In the late ’90s and early 2000s, a lot of municipalities wanted the Bilbao effect,” says architect Shohei Shigematsu, referring to the cultural and economic impact that Frank Gehry’s Guggenheim outpost had on the Spanish city. “Now they want the Art Basel effect, more event-based engagement to the arts.” With this evolution in mind, Shigematsu, a New York partner at the international firm OMA, designs museums not only as hallowed exhibition spaces but as places to gather, learn, and celebrate.
His comprehensive update to the Buffalo AKG Art Museum offers a dynamic case in point. Debuted to the public on June 12, the project comprises a 118,000-square-foot expansion to the 161-year-old institution, formerly known as the Albright-Knox Art Gallery, as well as its restoration. The current campus dates to 1905, when architect Edward B. Green completed its Beaux Arts building. A modern edifice by Buffalo native Gordon Bunshaft followed in 1962. Over the decades, however, the museum’s programmatic needs outgrew these two structures, which Bunshaft linked with a walled-off courtyard while demolishing the historic staircase. “It was quite hermetic,” says the architect. “The museum looked elitist and closed, though the activity inside is the opposite.”
At the northwest end of the freshly landscaped grounds, Shigematsu’s three-story building (named for local patron Jeffrey E. Gundlach) alleviates this feeling with literal transparency. A cruciform volume of galleries totaling 26,600 square feet is draped in a veil of structural glazing, with an interior terrace around the perimeter of the second floor for events, displays of sculpture, and a coffee bar. On this level, too, is the John J. Albright Bridge, a nearly 300-foot-long sinuous walkway—enclosed in mirrored glass—that now weaves around existing oak trees to connect the new and original buildings. ADA-compliant, the elevated path is also art-handler-friendly, serving the entire museum through the addition’s one loading dock.
In the Gundlach building, art is the visual center.

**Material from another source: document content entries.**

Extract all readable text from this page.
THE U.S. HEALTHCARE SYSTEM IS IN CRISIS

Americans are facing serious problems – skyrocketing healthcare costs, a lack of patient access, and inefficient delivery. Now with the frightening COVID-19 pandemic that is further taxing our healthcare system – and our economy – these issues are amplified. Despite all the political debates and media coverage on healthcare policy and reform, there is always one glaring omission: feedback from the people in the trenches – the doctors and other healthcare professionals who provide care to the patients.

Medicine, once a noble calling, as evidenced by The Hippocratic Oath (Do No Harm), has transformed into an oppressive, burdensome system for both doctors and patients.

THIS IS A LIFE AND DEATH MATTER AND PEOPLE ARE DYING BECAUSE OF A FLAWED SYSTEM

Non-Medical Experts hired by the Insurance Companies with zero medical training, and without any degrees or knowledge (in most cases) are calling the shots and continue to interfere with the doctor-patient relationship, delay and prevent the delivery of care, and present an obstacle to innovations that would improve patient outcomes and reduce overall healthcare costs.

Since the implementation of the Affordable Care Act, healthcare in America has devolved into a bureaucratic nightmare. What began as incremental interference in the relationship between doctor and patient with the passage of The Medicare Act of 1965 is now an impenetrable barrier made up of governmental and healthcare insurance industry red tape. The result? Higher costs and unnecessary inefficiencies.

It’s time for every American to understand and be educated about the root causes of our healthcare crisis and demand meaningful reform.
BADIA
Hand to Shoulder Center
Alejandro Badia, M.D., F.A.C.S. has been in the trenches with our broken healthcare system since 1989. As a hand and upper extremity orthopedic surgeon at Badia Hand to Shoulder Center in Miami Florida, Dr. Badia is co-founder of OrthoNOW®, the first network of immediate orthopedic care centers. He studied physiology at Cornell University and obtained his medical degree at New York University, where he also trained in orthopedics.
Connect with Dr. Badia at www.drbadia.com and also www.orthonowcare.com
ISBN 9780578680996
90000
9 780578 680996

Rather than set the ticket desk in a traditional lobby, Shigematsu placed it off to the side so that visitors enter directly into a double-height gallery. Flexible exhibition spaces on each floor mirror the proportions of those in the 1905 building, accommodating art of all sizes from the museum’s vast holdings, which now include more than 500 works acquired since 2019. But nature also gets the spotlight. A viewing platform and a sky bridge offer unique perspectives of the grounds, which feature a new public lawn that covers the underground parking and neighbor Frederick Law Olmsted’s 350-acre Delaware Park.